Monday, 20 October 2008

Bibliotherapy: what to read when you're scrimping and saving


Now that an age of austerity has returned, and spendthrift ways must be abandoned, I’ve been re-reading one of my favourite books, a dog-eared second-hand copy of ‘Flowers for Mrs Harris’ by Paul Gallico. It was written in 1957, at a time when post-war hardship was not yet distant history, and tells the story of a widow whose life has been one of endless drudgery.

Mrs Ada Harris lives in a basement flat in Battersea, earning three shillings an hour cleaning for clients in Belgravia: ‘She worked ten hours a day, six days a week, fifty-two weeks in the year.’ After her bills are paid, she hoards the leftover pennies for plants, lovingly tending a window box of geraniums, and occasionally ‘a single hyacinth or tulip, bought from a barrow for a hard-earned shilling.’

One day, in the course of her duties for the fashionable wife of a wealthy industrial baron, Mrs Harris sees two beautiful Dior gowns, and is seized by the desire to own a similar dress.
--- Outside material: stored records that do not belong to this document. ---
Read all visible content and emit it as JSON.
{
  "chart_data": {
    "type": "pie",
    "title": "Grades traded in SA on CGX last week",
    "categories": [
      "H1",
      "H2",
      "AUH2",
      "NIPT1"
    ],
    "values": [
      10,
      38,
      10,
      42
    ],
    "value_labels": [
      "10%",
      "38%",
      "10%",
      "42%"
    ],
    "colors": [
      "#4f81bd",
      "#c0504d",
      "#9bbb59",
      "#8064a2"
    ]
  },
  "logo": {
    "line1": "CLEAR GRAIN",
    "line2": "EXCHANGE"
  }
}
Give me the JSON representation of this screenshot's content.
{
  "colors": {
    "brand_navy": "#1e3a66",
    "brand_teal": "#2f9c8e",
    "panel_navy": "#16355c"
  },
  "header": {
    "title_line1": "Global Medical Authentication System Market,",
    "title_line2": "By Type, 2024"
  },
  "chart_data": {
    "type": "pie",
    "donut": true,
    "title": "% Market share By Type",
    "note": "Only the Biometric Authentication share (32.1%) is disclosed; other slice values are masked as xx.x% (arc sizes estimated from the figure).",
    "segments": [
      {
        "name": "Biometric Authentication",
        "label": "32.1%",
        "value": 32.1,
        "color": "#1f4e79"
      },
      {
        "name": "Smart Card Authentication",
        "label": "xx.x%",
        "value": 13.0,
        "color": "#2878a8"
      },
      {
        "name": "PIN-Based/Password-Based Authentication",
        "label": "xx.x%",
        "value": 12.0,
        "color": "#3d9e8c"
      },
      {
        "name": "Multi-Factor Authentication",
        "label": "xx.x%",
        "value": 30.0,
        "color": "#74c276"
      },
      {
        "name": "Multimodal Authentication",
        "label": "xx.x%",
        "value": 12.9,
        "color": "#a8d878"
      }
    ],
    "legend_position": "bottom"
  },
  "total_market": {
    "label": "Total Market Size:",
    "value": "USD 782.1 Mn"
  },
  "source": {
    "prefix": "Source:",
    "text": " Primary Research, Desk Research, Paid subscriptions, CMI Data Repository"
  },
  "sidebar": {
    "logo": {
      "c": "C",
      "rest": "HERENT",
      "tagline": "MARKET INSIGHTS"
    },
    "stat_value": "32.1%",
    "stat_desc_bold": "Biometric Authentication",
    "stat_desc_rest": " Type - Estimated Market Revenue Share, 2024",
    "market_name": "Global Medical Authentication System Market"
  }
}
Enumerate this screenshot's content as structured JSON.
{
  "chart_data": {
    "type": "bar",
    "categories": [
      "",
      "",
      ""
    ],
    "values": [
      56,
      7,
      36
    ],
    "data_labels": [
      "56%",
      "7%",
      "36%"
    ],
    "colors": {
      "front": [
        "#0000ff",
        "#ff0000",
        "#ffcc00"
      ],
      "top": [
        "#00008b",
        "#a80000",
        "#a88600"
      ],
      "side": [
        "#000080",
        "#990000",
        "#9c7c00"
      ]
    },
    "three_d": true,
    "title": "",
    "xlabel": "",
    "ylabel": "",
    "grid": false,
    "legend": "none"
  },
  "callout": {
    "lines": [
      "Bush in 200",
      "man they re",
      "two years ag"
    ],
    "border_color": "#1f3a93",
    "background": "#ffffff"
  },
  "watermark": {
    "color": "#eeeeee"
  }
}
The cost is astronomical -- £450 – and in order to save a sufficient amount from her meagre earnings, she embarks on a lengthy period of self-denial (walking to work instead of taking the bus, mending the holes in her shoes with newspaper), boosted by a modest win on the pools. Finally, after two years, seven months, three weeks and one day, Mrs Harris has scraped together the price of the dress and her airfare to Paris, and sets off for the House of Dior.

Her journey involves several mishaps, but Mrs Harris prevails, and at last takes possession of her heart’s desire: a Dior dress with the apt label of ‘Temptation’, a creation of ‘wondrous, frothy foam of seashell pink, sea-cream and pearl white’. Back in London, however, it catches fire and is ruined on its first outing, after the charlady lends it to a selfish young actress. Grief-stricken, Mrs Harris weeps for the loss of the dress and her dreams, but finding solace in the flowers sent by new-found comrades in Paris, she – like the reader – is reminded of the pleasure and treasure of friendship, humanity’s saving grace when material assets go up in smoke.

9 comments:

oxford-reader said...

Thanks Justine! That's almost as good advice as 'what to read when you've just resigned cos you hate your job and to hell with the credit crunch'.
I've never read the book, but the film with Angela Lansbury makes me cry every time. Sadly, because I'm scrimping and saving, I can't read this, as I don't have a copy, but at least I know what to ask my sisters for for Christmas now!

Kerry said...

I found a hardcover copy of the same edition (or at least same dust jacket) at a book sale earlier this month for $2. I bought it just because the cover was so pretty. I'd read one of your previous endorsements of the novel, but didn't make the connection between my new book and the one you'd mentioned until later. What a great surprise! And the book was wonderful.

Justine Picardie said...

Kerry -- you found yourself a bargain with that edition; if it's the first edition, it'll be quite valuable.
Oxford-reader -- you need (and deserve) an equally lucky find. And good luck with the job hunting...

a Cupcake near you! said...

My goodness, you get a lot of comments! I have just stumbled on your book and now your blog -- here's a link to a quick advance piece re: Daphne. I can't wait to meet her through your eyes. Meanwhile:

http://talkingcupcakes.blogspot.com/

Best wishes from this side of the Atlantic, where we're thinking scrimping is going to come in handy.

Edie Powell

Justine Picardie said...

Welcome to the blog -- I am a big fan of cup cakes; indeed, was baking some at the weekend. Hope you enjoy Daphne.

oxford-reader said...

Thanks Justine. It's complicated, as I'm only giving up a portion of my work (I have two jobs), but at least have more time for reading now!

Justine Picardie said...

One job is probably better than two; and it will also give you time for writing, as well as reading.

Lou said...

I have just bought your book DAPHNE.Do you think I should reread REBECCA first,Justine?(To get the most out of your book)I remember reading Rebecca as a teenager but that's a long time ago!(I'm a big fan of yours from Melbourne, Australia)

Justine Picardie said...

Lou -- I don't think you need to re-read Rebecca before 'Daphne'. It's such an archetypal story -- second wife haunted by first wife, like Jane Eyre -- and I know lots of readers have enjoyed 'Daphne' without ever having read du Maurier, or the Brontes. Thanks so much for your comment, and I hope you like the book, as well as the blog!